Oil rebounded from its longest losing streak in two months as uncertainty over an OPEC deal to manage output amid growing U.S. crude stockpiles and the upcoming American election kept markets volatile.
U.S. inventories rose by a record last week, and OPEC members claiming exemption from a deal to limit supplies boosted output in October. While the stockpile gain was a “big surprise,” prices are recovering after falling 8.8 percent the last four sessions, according to Hyundai Futures Corp. A measure of market volatility is near the highest level in more than a month as investors in broader financial markets stay cautious amid a tightening White House race.
“With many uncertainties lined up such as the U.S. elections and an additional interest rate hike as well as the OPEC meeting, the market will remain volatile throughout this year,” Will Yun, a commodities analyst at Hyundai Futures, said by phone from Seoul.
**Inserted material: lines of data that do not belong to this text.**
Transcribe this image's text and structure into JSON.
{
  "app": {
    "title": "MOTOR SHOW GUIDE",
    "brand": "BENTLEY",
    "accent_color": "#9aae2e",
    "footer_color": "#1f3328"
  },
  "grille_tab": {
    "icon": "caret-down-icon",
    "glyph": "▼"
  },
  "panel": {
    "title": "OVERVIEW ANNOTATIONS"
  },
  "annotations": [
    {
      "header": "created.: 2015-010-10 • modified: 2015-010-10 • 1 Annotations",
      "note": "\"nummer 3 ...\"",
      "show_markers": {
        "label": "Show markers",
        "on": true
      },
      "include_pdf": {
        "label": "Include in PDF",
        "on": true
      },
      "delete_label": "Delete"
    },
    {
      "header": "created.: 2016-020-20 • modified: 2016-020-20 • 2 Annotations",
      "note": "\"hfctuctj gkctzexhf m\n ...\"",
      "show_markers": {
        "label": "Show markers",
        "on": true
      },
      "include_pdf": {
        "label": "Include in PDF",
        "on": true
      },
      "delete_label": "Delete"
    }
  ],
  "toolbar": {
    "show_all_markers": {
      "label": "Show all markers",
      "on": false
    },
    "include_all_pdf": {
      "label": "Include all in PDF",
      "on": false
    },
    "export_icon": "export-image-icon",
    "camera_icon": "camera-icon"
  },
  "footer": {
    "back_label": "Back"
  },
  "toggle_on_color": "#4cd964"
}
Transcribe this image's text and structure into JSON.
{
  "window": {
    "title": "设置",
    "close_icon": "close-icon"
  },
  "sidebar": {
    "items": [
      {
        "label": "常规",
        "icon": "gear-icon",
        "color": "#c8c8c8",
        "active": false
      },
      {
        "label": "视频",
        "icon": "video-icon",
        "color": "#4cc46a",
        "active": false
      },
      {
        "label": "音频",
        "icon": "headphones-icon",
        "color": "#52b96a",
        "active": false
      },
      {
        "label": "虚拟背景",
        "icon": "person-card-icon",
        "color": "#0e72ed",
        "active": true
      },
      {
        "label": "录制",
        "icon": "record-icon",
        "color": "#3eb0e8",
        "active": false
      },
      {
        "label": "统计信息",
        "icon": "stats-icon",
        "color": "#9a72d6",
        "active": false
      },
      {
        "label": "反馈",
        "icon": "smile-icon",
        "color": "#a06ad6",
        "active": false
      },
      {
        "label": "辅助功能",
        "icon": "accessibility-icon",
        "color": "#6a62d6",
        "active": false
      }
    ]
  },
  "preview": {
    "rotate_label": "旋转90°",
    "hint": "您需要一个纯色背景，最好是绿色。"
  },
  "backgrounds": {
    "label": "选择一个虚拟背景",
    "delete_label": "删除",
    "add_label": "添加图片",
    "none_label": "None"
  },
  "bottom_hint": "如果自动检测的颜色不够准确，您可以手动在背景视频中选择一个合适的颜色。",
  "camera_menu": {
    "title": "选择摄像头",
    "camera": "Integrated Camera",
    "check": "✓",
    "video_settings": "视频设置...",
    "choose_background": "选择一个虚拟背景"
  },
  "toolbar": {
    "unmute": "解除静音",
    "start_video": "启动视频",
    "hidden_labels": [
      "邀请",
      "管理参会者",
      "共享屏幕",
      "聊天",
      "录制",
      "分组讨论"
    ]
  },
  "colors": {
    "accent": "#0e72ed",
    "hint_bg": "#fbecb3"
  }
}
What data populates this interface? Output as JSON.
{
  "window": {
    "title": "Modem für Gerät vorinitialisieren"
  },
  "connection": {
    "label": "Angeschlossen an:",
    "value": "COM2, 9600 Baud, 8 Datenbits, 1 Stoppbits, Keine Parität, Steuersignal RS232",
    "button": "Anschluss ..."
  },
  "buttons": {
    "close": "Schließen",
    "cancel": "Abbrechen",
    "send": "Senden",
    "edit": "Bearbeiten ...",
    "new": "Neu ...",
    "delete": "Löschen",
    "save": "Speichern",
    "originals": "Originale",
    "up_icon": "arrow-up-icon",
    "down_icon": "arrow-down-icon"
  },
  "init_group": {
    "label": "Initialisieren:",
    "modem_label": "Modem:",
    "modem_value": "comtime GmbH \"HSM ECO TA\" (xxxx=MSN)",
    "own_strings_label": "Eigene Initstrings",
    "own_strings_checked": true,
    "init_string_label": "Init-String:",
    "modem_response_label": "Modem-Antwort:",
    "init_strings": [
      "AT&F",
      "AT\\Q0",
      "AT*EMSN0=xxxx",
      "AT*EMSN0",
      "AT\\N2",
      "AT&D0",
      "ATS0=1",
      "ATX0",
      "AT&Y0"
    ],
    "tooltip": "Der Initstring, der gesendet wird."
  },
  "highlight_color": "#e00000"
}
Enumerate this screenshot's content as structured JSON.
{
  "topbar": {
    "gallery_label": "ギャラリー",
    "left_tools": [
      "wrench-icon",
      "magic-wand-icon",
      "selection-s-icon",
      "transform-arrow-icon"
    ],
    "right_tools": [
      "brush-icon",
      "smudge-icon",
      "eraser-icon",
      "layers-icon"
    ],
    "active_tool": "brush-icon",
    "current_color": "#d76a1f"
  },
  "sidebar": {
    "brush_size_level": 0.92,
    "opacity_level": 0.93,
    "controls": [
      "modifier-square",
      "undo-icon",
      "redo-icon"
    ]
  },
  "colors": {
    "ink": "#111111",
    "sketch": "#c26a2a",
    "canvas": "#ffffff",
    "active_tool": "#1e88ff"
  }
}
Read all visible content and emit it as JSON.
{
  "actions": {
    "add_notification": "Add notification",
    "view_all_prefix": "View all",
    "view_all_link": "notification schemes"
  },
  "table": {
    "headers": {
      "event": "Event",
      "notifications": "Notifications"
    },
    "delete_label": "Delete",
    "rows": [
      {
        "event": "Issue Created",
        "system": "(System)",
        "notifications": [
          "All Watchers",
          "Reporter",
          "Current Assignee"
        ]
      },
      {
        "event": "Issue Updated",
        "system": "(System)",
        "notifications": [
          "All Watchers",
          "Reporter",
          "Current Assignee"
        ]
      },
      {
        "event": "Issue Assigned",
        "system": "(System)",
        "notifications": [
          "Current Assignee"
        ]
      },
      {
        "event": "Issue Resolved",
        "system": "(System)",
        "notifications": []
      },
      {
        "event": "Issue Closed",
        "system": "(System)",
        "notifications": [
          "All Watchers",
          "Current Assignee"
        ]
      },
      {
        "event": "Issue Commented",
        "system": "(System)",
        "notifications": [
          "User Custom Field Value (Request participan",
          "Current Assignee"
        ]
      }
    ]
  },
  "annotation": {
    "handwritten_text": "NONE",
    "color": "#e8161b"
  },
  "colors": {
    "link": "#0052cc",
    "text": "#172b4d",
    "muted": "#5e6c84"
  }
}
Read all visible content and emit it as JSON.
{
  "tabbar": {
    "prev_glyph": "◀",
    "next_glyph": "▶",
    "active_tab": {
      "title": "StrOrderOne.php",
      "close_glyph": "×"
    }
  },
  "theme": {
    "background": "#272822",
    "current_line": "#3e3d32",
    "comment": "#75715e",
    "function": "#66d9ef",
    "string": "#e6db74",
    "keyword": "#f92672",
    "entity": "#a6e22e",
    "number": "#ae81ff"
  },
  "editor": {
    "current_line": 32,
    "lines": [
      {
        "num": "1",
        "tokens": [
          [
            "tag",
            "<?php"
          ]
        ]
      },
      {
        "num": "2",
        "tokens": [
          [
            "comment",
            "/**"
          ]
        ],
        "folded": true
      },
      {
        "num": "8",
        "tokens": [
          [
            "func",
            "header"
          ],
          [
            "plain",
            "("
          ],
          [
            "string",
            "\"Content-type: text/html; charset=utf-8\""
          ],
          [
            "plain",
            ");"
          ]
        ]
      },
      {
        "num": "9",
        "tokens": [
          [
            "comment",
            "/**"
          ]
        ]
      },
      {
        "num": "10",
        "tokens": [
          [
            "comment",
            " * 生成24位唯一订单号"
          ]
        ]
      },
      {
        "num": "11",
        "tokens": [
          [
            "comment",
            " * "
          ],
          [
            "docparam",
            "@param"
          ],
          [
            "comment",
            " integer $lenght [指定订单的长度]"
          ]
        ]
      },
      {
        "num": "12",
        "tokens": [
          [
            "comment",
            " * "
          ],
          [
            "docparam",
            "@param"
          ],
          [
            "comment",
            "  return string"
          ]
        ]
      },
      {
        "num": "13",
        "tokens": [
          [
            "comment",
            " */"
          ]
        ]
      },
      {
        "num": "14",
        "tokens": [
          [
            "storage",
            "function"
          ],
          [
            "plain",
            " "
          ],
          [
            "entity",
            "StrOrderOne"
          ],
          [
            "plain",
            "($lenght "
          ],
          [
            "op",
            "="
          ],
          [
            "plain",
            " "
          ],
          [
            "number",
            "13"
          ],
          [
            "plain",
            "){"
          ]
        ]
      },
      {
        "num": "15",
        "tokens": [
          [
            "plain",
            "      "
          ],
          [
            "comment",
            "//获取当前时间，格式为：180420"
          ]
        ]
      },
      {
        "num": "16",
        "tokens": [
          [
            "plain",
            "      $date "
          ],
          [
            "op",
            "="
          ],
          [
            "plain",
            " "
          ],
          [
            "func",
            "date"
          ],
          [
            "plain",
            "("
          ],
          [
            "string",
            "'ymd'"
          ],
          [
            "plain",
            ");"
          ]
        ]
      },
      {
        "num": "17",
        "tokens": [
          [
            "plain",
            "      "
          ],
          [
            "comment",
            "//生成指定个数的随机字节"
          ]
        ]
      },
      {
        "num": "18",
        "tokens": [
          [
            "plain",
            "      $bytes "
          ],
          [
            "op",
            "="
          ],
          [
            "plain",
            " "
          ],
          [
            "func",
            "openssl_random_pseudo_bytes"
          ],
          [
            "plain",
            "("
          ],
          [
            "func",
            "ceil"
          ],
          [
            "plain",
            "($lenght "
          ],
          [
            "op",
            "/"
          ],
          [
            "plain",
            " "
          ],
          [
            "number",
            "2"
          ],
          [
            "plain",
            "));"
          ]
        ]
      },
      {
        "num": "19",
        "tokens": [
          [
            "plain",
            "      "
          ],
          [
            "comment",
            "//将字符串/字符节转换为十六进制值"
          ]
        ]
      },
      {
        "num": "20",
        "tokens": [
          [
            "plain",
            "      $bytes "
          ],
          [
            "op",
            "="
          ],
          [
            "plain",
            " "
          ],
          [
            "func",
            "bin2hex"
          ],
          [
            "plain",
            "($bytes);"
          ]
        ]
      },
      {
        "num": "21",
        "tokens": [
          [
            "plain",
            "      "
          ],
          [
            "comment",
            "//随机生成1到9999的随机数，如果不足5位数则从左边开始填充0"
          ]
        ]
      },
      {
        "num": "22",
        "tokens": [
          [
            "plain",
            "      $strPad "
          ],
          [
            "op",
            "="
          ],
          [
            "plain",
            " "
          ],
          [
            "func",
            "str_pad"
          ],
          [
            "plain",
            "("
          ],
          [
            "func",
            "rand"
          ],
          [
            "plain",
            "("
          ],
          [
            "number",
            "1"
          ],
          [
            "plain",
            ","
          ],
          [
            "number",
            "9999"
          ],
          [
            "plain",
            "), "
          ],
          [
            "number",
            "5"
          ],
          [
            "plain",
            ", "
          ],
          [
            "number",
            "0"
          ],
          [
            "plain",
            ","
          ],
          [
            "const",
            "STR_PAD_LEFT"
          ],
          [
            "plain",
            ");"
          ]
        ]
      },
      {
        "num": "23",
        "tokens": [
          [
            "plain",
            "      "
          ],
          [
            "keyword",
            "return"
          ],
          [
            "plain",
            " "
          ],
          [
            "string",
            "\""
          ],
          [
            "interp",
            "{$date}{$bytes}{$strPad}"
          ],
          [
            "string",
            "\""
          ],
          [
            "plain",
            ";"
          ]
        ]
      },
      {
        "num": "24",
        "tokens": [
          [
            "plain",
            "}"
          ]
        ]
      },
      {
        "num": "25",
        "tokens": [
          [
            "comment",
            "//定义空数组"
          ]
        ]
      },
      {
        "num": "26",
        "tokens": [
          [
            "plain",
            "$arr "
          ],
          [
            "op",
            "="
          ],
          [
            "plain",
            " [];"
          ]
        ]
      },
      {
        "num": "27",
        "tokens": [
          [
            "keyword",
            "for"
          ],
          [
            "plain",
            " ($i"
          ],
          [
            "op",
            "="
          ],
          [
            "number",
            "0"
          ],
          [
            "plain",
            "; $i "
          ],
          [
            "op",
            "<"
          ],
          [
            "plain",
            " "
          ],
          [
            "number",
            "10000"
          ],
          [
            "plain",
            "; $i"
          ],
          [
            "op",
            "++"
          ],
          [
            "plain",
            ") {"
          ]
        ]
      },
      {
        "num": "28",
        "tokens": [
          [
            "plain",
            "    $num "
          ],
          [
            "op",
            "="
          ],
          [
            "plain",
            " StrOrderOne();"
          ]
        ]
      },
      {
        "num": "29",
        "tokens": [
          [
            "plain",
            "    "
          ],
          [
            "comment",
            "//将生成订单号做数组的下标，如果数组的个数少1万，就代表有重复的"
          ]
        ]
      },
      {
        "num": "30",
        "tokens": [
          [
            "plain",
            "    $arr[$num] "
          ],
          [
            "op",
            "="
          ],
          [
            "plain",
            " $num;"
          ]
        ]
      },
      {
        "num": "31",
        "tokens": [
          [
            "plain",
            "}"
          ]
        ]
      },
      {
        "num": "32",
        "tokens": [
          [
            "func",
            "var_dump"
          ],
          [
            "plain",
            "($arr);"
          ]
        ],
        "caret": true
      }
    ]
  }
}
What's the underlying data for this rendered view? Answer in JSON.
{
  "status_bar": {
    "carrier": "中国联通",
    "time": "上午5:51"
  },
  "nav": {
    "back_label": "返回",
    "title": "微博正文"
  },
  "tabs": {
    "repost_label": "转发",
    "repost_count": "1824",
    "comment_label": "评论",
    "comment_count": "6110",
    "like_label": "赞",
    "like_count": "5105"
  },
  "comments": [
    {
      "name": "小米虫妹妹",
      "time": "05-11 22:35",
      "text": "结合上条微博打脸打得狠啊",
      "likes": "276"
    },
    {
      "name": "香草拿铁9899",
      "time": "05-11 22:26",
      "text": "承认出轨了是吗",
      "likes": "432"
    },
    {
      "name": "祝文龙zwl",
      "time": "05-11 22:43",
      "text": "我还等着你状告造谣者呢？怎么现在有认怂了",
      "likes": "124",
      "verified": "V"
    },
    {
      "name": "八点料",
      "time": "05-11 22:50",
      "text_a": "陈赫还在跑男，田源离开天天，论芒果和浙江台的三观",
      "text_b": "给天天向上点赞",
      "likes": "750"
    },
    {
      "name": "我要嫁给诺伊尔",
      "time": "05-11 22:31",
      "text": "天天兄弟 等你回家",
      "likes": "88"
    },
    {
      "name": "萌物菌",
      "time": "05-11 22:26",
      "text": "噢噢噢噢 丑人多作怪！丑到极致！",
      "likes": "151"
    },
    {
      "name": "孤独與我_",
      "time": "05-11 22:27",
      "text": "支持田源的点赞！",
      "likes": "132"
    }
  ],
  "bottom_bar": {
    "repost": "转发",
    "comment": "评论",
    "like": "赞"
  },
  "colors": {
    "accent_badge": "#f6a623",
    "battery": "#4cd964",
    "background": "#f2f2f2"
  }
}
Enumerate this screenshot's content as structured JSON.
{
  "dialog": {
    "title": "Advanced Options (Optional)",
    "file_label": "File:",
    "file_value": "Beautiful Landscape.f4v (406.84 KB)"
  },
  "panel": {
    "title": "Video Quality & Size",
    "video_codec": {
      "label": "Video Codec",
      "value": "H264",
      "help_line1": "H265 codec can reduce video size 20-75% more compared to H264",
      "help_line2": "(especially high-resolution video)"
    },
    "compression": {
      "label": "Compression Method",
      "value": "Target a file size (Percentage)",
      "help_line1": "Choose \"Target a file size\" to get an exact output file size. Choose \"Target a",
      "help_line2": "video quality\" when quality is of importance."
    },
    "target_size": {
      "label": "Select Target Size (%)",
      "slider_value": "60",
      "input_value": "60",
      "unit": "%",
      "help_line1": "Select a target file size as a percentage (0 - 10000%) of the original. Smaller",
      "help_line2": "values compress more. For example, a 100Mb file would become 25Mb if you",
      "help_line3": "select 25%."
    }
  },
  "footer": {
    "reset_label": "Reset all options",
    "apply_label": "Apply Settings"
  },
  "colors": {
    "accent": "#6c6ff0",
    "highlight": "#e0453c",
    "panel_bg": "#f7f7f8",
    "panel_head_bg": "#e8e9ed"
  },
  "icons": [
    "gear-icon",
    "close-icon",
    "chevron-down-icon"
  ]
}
The Federal Reserve signaled Wednesday that a December increase in rates is likely.
Oil has retreated from near $50 a barrel, triggered by the failure of the Organization of Petroleum Exporting Countries to agree on country quotas Friday as part of a deal to limit output. While Goldman Sachs Group Inc. sees little probability of an agreement at an official meeting on Nov. 30, Bank of America Merrill Lynch is confident of an accord. OPEC’s “ jawboning” is contributing to instability in the market, according to Barclays Plc.
West Texas Intermediate for December delivery climbed 41 cents to $45.75 a barrel on the New York Mercantile Exchange at 1 p.m. in Hong Kong. The contract fell $1.33 to $45.34 on Wednesday, the lowest close since Sept. 27. Total volume traded was about 16 percent below the 100-day average.
U.S. Stockpiles
Brent for January settlement was at $47.40 a barrel, up 54 cents, on the London-based ICE Futures Europe exchange. Prices fell 2.7 percent to $46.86 a barrel on Wednesday, also the lowest close since Sept. 27. The global benchmark crude traded at a $1.05 premium to January WTI.
U.S. crude stockpiles increased by 14.4 million barrels last week as imports surged the most in almost 20 years, according to an Energy Information Administration report Wednesday. The inventory gain was the biggest in weekly data compiled by the EIA since 1982. Crude output rose for a third week.
“The market is still in a surplus situation, inventories are still high,” said Ric Spooner, a chief market analyst at CMC Markets in Sydney. “Demand growth should see the market into a balanced position within 12 months and that visibility puts a bit of a base under oil.”